MORE than 30 years ago, A. Philip Randolph, then and now president of the Brotherhood of Sleeping Car Porters, proposed a Negro march on Washington to protest civil rights abuses. It was never held. But Randolph never gave up in his advocacy of the merits of the idea. His desire became a dream—and this week he would see it come true.
Forget the Mayonnaise. To help dramatize the Negro’s 1963 revolution, leaders of civil rights organizations seized upon Randolph’s old idea, called upon sympathizers everywhere for a “March on Washington for Jobs and Freedom.” Representatives of different, often rival, organizations got together, fired out to state and local representatives volley after volley of handbooks, bulletins, press releases, charts, schedules, visceral warnings and soul-stirring exhortations. Said one broadside: “We march to redress old grievances and to help resolve an American crisis born of the twin evils of racism and deprivation.” The march organizers listed the demands that the parade would symbolize. Among them: 1) passage of the Kennedy Administration’s civil rights legislative package—”without compromise or filibuster”; 2) integration of all public schools by the end of this year; 3) a federal program to “train and place all unemployed workers—Negroes or white—in meaningful and dignified jobs at decent wages”; 4) a federal Fair Employment Practices Act barring all job discrimination.

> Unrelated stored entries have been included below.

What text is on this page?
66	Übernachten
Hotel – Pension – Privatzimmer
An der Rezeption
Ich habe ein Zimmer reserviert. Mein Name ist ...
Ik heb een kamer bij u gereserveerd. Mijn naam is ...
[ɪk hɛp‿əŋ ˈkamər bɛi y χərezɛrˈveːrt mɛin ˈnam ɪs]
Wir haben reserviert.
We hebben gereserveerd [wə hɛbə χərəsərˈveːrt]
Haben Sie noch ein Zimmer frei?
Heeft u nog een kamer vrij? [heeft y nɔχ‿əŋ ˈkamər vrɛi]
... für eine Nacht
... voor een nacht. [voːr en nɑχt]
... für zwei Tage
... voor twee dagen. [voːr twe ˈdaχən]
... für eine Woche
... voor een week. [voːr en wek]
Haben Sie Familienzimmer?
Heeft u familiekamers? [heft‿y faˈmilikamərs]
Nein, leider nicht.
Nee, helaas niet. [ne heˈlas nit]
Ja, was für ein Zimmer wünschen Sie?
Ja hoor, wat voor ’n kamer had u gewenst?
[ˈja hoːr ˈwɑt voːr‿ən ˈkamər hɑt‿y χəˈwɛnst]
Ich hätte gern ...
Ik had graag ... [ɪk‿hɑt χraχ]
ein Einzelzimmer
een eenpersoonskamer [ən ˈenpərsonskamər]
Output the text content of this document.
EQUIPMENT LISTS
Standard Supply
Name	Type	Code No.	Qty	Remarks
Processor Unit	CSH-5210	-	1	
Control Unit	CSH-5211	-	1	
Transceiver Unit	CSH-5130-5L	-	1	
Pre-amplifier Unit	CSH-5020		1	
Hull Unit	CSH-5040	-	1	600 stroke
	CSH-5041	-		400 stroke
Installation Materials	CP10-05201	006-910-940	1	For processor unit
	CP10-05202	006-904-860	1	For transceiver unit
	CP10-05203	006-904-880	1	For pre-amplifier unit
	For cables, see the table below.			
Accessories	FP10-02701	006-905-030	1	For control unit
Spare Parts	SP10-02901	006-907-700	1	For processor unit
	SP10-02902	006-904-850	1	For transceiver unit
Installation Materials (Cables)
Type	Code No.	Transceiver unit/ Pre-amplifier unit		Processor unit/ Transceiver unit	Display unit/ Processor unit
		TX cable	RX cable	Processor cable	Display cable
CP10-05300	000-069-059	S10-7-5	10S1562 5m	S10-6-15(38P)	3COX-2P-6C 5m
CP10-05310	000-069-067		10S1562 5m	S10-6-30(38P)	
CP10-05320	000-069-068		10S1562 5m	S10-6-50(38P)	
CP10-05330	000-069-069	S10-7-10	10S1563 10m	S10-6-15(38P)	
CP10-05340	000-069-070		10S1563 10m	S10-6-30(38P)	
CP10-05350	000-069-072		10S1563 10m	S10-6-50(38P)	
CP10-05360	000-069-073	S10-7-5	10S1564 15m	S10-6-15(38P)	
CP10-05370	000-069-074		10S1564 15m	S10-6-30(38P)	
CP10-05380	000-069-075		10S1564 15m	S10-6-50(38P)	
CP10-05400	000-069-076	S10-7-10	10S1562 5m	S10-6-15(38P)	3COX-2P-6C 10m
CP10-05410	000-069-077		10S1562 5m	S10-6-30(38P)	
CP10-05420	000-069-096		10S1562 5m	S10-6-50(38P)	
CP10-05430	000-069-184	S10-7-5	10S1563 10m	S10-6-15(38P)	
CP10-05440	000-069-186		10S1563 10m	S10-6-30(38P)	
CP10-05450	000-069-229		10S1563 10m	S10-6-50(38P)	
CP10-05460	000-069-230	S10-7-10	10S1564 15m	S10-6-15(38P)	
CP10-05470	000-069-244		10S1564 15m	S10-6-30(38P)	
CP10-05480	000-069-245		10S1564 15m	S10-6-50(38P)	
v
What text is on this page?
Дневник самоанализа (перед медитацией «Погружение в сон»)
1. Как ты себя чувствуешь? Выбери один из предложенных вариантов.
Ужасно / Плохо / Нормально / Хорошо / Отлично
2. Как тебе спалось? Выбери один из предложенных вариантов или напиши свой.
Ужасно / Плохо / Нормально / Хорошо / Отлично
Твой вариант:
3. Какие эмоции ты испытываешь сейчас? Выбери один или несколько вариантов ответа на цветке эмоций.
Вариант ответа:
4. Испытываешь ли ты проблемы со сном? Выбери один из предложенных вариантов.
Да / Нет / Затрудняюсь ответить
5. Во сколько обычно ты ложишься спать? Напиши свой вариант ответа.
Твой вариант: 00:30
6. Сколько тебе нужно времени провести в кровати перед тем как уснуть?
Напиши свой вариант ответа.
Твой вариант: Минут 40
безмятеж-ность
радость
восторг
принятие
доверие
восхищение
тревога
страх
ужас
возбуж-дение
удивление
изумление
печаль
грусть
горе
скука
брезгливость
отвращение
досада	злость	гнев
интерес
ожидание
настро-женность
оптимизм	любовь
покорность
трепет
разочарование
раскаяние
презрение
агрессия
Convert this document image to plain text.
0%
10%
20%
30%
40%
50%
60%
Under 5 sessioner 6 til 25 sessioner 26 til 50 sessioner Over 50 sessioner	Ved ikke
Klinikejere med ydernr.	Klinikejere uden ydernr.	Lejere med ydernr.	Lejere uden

The march itself would go only from the Washington Monument to the Lincoln Memorial. But the march organizers made impressive logistical plans. They urged marchers to bring plenty of water—but not “alcoholic refreshments.” They suggested peanut butter and jelly sandwiches, emphasized the shortcomings of mayonnaise “as it deteriorates, and may cause serious diarrhea.” They reminded everyone to wear low-heeled shoes, to bring a raincoat, to wear a hat, to remember their sunglasses.
Forget the Kids. They told marchers to leave their children at home, strongly suggested that each marcher buy a 250 button, displaying a black hand clasping a white hand and wear it on parade. They arranged for 292 outdoor toilets, 21 portable water fountains, 22 first-aid stations manned by 40 doctors and 80 nurses to be scattered under the monument and along the route of the march.
To help out, the National Council of Churches volunteered to make up 80,000 box lunches (a cheese sandwich, an apple, a slice of pound cake) at a cut-rate 50¢ price for marchers.
District of Columbia police offered motorcycle escorts to meet incoming buses at the city’s outskirts, and 5,600 cops to patrol the parade. The Army promised to send 4,000 extra troops into the area—just in case of an emergency. The Washington Senators postponed games scheduled for Aug. 27 and Aug. 28 so that baseball would not distract anyone from serious marching. In case of arrests, judges promised to be available on a 24-hr. basis.
Philip Randolph could only be pleased with the thought that his dream was about to be realized. Said he: “It will be one of our greatest American experiences—creative, constructive, inspirational.”